Il segretario Pdl: "Fra la Lega e l’Italia abbiamo scelto l’Italia". Ma non chiude la porta per le amministrative. E all’Udc: "I moderati vincono se uniti"

Alfano e il rebus alleanze:  congela Bossi, chiama Casini

Roma - Il dialogo con gli ex alleati è in una fase difficile. Congelato quello con la Lega, fermo alle prime schermaglie quello con l’Udc. Un quadro in movimento che non incide sulla strategia di Angelino Alfano. Il messaggio che il segretario del Pdl ribadisce, ospite a Radio2 da Barbara Palombelli, è semplice: in questa fase non sono ammesse scorciatoie, dobbiamo avere la forza di ragionare non sull’immediato ma sulla prospettiva di ricomposizione del fronte dei moderati anche a costo di pagare un prezzo.

«L’aggressività di Bossi non è una novità. Berlusconi ha fatto una scelta in dissenso con il nostro alleato storico quando ha appoggiato Monti. Al bivio tra la Lega e l’Italia abbiamo scelto l’Italia. Probabilmente questo ci penalizzerà ora, ma confidiamo che poi venga premiato dagli elettori» spiega Alfano. La speranza di allargare il fronte delle alleanze non è però archiviata. «Accordi con il Terzo Polo? Vogliamo ricostruire l’area moderata.
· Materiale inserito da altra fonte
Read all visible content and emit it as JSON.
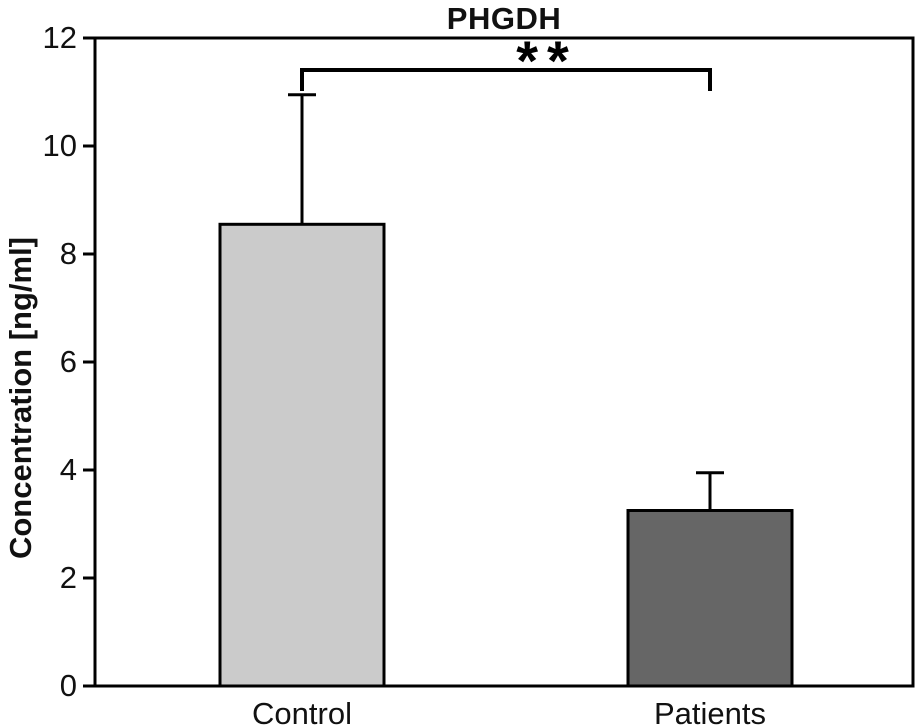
{
  "chart_data": {
    "type": "bar",
    "title": "PHGDH",
    "ylabel": "Concentration [ng/ml]",
    "xlabel": "",
    "categories": [
      "Control",
      "Patients"
    ],
    "values": [
      8.55,
      3.25
    ],
    "errors_plus": [
      2.4,
      0.7
    ],
    "ylim": [
      0,
      12
    ],
    "yticks": [
      0,
      2,
      4,
      6,
      8,
      10,
      12
    ],
    "grid": false,
    "legend": false,
    "bar_colors": [
      "#cbcbcb",
      "#666666"
    ],
    "axis_color": "#000000",
    "text_color": "#111111",
    "significance": {
      "label": "**",
      "groups": [
        "Control",
        "Patients"
      ]
    }
  }
}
I moderati dal ’48 sono sempre stati la maggioranza: vincono se uniti, perdono se divisi». Un «invito» a cui Pier Ferdinando Casini risponde con un freddo: «Basta intendersi sul concetto di moderati. L’unità è importante ma senza populismo e demagogia». In quanto al Carroccio, «in talune città ci auguriamo un accordo. Dobbiamo ricominciare a tessere le relazioni».
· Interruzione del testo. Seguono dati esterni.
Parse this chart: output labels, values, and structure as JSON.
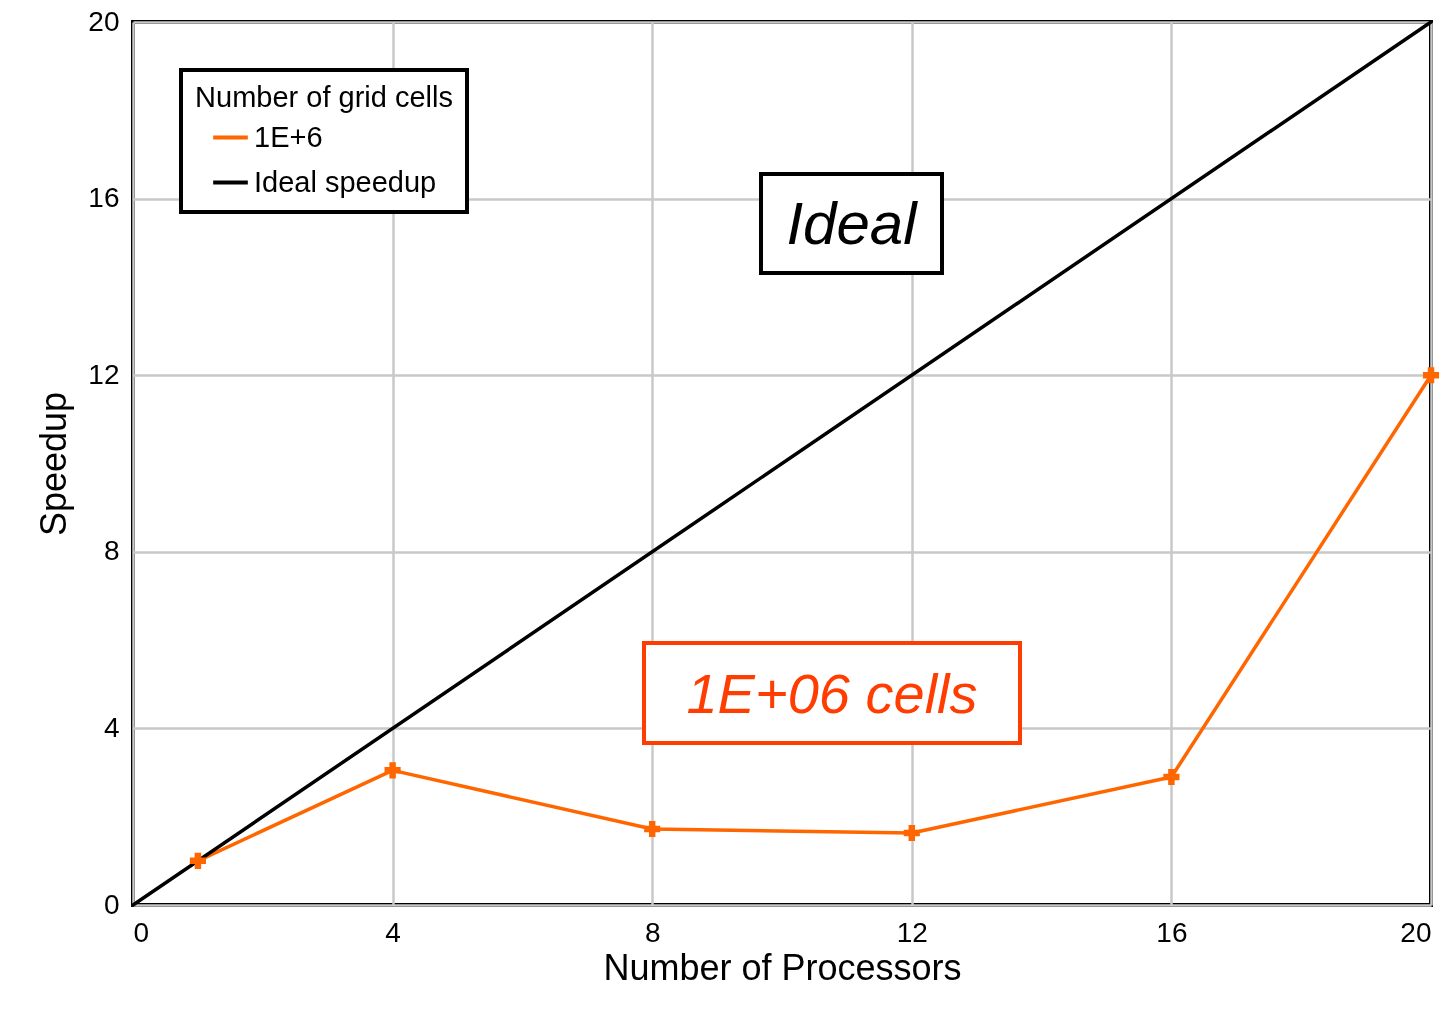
{
  "chart_data": {
    "type": "line",
    "xlabel": "Number of Processors",
    "ylabel": "Speedup",
    "legend_title": "Number of grid cells",
    "series": [
      {
        "name": "1E+6",
        "color": "#ff6600",
        "x": [
          1,
          4,
          8,
          12,
          16,
          20
        ],
        "values": [
          1,
          3.05,
          1.72,
          1.63,
          2.9,
          12
        ],
        "marker": "cross"
      },
      {
        "name": "Ideal speedup",
        "color": "#000000",
        "x": [
          0,
          20
        ],
        "values": [
          0,
          20
        ],
        "marker": "none"
      }
    ],
    "xlim": [
      0,
      20
    ],
    "xticks": [
      0,
      4,
      8,
      12,
      16,
      20
    ],
    "ylim": [
      0,
      20
    ],
    "yticks": [
      0,
      4,
      8,
      12,
      16,
      20
    ],
    "grid": true,
    "legend": "top left",
    "line_style": "solid",
    "annotations": [
      "Ideal",
      "1E+06 cells"
    ]
  }
}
Sull’avvento di un «Papa straniero», con riferimento alle voci su Corrado Passera, il segretario del Pdl è prudente. «Sceglieremo attraverso le primarie. Non c’è preclusione. C’è la premessa etica che chi è chiamato a fare un mestiere si impegni a fare bene ciò per cui è stato chiamato». Nella chiosa finale, però, Alfano si concede una considerazione più tagliente. «Voglio pensare e sperare che i tecnici non siano affezionati alla poltrone. Sarebbe una delusione per i cittadini». Il segretario Pdl dice la sua anche sull’ipotesi che Silvio Berlusconi, archiviato il processo Mills, possa aspirare al Quirinale: «La fine del processo non cambia le sue prospettive, avrà un ruolo perché è la persona che ha maggiore consenso nell’area moderata italiana». La tesi del «salvacondotto» viene comunque rispedita al mittente: «Altro che trattamento di favore. Se tutti i processi andassero a quella velocità la giustizia italiana funzionerebbe benissimo». Infine un pensiero sulle nuove tecnologie. «Twitter mi piace perché ti impone di non girarci attorno».
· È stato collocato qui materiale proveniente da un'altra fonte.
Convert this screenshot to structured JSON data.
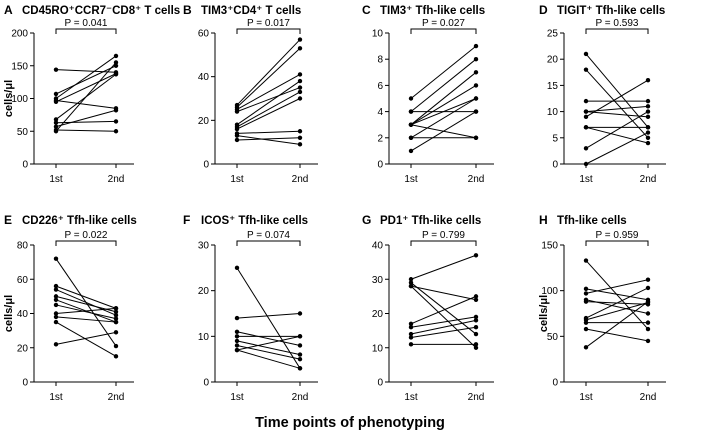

Sullo sfondo nell’area degli ex An l’appoggio al governo Monti continua ad accendere perplessità. Questa volta è Andrea Ronchi a riunire, presso l’associazione FareItalia, diversi esponenti già nel partito di via della Scrofa come Adolfo Urso, Ignazio La Russa, Altero Matteoli e Gianni Alemanno. Per Ronchi l’arrivo di Monti «ha scioccato il nostro elettorato, che è disorientato e ha subito un duro colpo psicologico». L’ex ministro ridimensiona la portata dell’azione dell’attuale esecutivo: «Le cose che sta facendo Monti sono nel programma del governo Berlusconi».

Anzi sulle liberalizzazioni è deludente «tant’è che riproporrò la mia battaglia per la liberalizzazione del servizio idrico». Rincara la dose Ignazio La Russa: «Questa è una destra ben diversa da noi. E’ una destra tecnocratica, molto diversa da quella sociale che abbiamo portato nel Pdl».